There’s nothing quite like a slice of horrifying sci fi to jolt us out of complacency and leave us shook, unable to get questions of technological overreach, mankind’s ever-uncertain future, and the absolute emptiness of space out of our heads once the credits roll.

You know, all those cheery themes that we love to leave bouncing around in our minds after a trip to the multiplex. But none at all sci-fi horrors are so easy to complete, with a select few entries into the genre forcing even seasoned horror fans to tap out long before their denouements.

It may be rare to see a battle-hardened horror veteran willing to give up on a gory or psychologically scarring sci-fi, but with directors like Paul Verhoeven, David Cronenberg, and Stuart Gordon blurring the line between intense hardcore horror and sci-fi imaginings, sometimes even the hardiest watcher is left with no option but to hit the pause button and try recovering from the cinematic onslaught they’ve made it through.

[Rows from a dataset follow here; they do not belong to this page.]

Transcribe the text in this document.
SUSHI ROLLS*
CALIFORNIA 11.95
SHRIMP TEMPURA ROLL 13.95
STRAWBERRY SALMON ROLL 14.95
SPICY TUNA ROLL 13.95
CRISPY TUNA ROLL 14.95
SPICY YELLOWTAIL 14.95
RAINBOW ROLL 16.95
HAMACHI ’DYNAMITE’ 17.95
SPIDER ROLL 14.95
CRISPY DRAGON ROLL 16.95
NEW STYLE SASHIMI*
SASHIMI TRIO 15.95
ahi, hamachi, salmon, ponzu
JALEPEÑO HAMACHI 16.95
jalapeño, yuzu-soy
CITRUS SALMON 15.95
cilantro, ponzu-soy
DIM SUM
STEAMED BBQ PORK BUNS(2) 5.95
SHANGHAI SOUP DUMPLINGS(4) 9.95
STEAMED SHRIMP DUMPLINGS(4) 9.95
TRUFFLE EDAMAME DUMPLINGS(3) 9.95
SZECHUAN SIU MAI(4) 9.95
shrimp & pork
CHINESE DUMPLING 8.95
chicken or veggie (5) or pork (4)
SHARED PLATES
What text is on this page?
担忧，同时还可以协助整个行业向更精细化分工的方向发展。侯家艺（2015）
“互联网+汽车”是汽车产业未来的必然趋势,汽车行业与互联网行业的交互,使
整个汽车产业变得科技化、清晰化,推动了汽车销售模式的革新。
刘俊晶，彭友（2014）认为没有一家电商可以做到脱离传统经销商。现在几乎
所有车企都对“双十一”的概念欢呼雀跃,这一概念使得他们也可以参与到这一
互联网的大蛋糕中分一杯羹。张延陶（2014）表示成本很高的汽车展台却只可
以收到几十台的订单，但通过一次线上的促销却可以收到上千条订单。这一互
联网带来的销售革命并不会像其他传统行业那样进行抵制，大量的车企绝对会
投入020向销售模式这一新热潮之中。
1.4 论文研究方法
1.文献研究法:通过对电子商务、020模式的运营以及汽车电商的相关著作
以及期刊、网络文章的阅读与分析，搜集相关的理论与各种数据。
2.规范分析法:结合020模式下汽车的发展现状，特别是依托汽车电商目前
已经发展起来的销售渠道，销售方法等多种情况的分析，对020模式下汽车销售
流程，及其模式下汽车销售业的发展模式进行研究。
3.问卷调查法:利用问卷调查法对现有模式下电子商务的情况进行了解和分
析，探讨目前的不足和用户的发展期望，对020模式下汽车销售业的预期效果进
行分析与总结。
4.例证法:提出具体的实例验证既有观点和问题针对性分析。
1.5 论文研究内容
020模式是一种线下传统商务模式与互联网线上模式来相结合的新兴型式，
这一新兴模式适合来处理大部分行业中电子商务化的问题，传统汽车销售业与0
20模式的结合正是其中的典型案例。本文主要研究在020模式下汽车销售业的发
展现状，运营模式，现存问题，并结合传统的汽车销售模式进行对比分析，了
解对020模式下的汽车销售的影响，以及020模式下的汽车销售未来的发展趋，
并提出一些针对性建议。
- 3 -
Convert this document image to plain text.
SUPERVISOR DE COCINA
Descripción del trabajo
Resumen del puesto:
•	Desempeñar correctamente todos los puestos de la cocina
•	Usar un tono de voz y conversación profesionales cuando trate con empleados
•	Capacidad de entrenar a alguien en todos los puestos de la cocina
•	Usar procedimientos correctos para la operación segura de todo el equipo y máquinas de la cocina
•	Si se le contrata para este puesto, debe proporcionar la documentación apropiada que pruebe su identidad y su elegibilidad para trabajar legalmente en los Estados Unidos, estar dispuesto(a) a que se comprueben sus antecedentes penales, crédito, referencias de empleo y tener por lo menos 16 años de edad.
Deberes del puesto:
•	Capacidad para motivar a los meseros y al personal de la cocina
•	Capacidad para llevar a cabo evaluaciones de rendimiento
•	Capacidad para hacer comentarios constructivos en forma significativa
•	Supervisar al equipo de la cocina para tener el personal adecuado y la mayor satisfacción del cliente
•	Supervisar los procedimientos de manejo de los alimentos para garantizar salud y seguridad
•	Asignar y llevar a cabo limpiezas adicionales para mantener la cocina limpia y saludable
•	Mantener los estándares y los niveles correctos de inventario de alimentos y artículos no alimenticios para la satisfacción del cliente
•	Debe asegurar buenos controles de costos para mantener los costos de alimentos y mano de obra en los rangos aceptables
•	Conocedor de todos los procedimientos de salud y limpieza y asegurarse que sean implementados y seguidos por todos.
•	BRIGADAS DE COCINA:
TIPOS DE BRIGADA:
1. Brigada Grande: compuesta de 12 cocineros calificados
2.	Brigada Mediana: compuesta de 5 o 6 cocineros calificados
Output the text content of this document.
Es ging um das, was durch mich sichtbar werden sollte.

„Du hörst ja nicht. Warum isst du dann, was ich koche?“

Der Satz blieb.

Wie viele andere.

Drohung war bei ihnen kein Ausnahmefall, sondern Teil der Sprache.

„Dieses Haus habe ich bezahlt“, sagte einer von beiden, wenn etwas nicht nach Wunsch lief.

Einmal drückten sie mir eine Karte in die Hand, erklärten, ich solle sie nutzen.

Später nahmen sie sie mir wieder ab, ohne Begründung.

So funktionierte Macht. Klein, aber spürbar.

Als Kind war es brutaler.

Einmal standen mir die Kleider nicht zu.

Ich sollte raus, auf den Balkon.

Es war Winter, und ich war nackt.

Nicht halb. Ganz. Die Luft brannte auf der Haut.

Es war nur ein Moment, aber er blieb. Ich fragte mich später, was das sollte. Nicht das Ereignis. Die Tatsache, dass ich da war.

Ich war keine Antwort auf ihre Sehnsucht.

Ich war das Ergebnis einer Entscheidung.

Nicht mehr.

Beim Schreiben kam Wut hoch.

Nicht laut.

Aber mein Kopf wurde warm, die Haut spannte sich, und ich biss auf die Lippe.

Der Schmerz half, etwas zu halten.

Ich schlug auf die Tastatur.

With that in mind, here are ten sci-fi films so scary, you might not even make it to the end of them.

10. The Void

Event Horizon
D Films

Produced in 2016, The Void manages the same feat as Harbinger Down pulled off a year earlier, providing a mid 2010’s tribute to the practical effects heavy sci-fi horrors of the eighties via some impressive make up and creature effects which lend the gritty affair a gross sliminess that CGI can’t hope to recreate.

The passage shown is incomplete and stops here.